Pengawas Departemen Luar Negeri Mengecam Program Anti-Narkoba AS di Afghanistan
WASHINGTON — Badan pengawas internal Departemen Luar Negeri AS pada hari Rabu mengkritik upaya pemberantasan narkotika senilai hampir $2 miliar di Afghanistan karena pengawasan yang buruk dan kurangnya strategi jangka panjang.
Inspektur jenderal departemen tersebut mengatakan program pemberantasan narkotika Afghanistan terhambat oleh kekurangan staf dan merajalelanya korupsi di kalangan pejabat Afghanistan.
Laporan inspektur jenderal juga mencatat bahwa meskipun ada konsensus di antara lembaga-lembaga AS bahwa pemberantasan ladang opium sangat penting, fokusnya telah bergeser ke pelarangan organisasi obat-obatan terlarang dan proyek tanaman alternatif. Pergeseran ini sangat didukung oleh Richard Holbrooke, utusan khusus pemerintahan Obama untuk Afghanistan dan Pakistan.

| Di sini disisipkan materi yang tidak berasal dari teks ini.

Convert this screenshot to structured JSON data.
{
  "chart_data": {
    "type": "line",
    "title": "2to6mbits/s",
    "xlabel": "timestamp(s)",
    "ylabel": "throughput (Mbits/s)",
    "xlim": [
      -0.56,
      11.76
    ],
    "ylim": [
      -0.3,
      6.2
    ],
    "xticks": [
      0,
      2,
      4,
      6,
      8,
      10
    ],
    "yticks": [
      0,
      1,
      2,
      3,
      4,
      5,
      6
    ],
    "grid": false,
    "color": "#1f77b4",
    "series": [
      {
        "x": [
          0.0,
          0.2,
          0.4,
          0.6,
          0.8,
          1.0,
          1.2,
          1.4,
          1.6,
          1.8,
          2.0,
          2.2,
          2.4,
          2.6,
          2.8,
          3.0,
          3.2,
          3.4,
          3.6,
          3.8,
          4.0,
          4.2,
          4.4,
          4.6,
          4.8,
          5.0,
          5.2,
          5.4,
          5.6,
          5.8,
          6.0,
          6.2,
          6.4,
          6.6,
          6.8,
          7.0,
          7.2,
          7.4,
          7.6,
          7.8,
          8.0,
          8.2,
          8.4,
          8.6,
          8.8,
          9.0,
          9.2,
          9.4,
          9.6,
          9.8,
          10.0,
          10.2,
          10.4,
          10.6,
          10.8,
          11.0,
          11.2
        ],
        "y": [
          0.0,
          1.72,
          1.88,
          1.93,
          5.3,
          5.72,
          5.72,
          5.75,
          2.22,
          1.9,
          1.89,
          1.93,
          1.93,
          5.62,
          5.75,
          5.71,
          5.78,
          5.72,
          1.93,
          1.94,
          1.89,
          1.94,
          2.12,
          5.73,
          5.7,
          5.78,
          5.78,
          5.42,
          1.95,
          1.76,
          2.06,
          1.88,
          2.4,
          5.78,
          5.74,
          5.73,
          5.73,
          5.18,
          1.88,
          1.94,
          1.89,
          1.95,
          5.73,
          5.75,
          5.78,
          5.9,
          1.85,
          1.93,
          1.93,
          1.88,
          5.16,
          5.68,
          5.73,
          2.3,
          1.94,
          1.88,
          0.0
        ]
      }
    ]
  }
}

Tinjauan setebal 69 halaman itu juga mengatakan bahwa kedutaan besar AS di Afghanistan dan Pakistan tidak cukup mengoordinasikan kegiatan program tersebut. Laporan tersebut merekomendasikan agar Departemen Luar Negeri AS memberikan pedoman yang jelas untuk mengukur keberhasilan, mempromosikan staf dan meningkatkan kerja sama antarlembaga.

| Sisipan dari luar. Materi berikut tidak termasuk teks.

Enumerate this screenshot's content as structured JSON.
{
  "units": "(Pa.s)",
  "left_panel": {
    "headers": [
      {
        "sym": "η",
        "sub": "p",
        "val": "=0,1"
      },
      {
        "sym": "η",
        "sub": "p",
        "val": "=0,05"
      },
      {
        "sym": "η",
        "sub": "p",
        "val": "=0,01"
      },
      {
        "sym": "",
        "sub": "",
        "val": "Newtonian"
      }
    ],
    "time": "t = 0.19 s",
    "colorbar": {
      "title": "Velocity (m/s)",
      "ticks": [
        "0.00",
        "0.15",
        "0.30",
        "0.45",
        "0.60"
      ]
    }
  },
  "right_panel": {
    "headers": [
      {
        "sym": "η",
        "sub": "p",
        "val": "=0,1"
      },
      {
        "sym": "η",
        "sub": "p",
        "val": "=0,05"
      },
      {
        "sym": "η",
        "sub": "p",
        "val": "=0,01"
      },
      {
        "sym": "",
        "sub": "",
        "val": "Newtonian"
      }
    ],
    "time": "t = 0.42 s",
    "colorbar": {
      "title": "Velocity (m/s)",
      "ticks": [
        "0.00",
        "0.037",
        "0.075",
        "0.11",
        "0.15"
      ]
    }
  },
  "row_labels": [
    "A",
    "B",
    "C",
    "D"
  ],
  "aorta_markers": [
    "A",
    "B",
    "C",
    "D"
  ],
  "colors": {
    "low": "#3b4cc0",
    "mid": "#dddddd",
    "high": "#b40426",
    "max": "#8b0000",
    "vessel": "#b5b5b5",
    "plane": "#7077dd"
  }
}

“Departemen belum menetapkan tujuan akhir untuk upaya pemberantasan narkotika, terlibat dalam perencanaan jangka panjang, atau langkah-langkah kinerja untuk pendekatan multi-cabang dalam melawan penanaman opium dan industri obat-obatan terlarang yang diakibatkannya,” kata laporan itu.
Afghanistan adalah produsen opium poppy terbesar di dunia dan para ekstremis menggunakan hasil penjualan narkoba untuk membiayai perjuangan mereka melawan pasukan Amerika dan asing.

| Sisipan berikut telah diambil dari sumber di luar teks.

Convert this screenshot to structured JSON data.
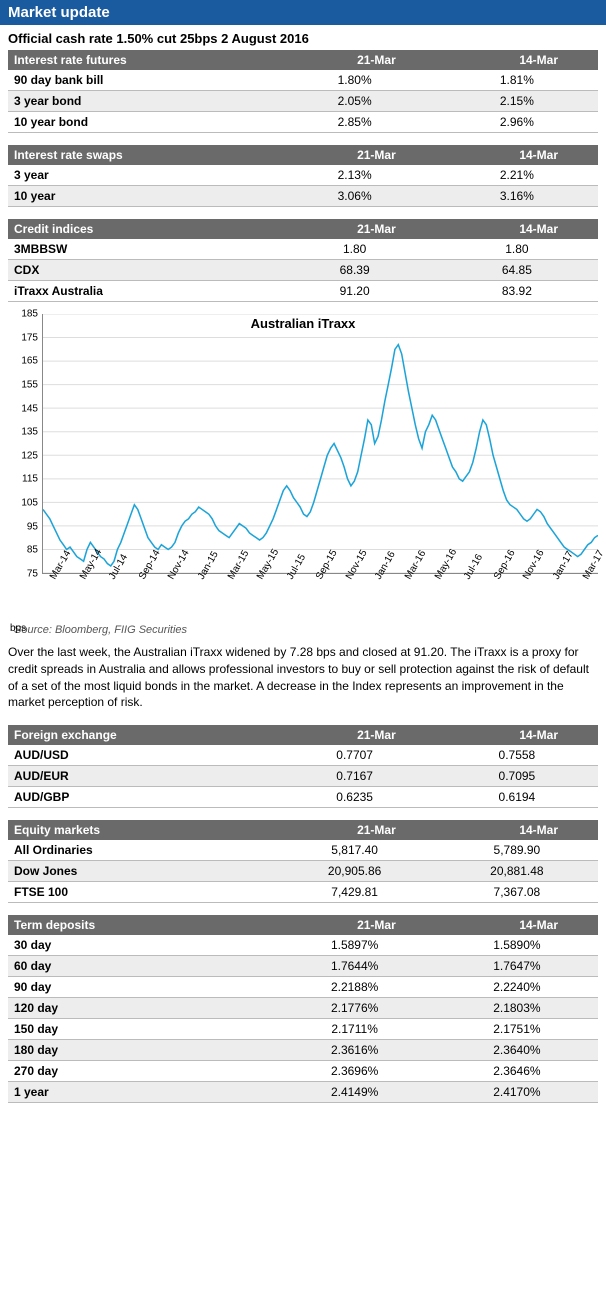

Laporan tersebut juga mengatakan bahwa ketika militer AS mencoba untuk memutuskan hubungan antara industri narkoba dan pemberontakan, peran Departemen Luar Negeri dalam upaya anti-narkoba akan berubah dan tidak ada rencana untuk mempersiapkan hal tersebut.
“Meskipun departemen tersebut merencanakan operasi pemberantasan narkotika baru…tidak ada kesepakatan mengenai peran yang tepat bagi lembaga sipil atau militer AS,” katanya. “Departemen juga gagal merencanakan pengalihan tanggung jawab kepada pemerintah Afghanistan jika pendanaan pemerintah AS tidak berkelanjutan pada tingkat saat ini.”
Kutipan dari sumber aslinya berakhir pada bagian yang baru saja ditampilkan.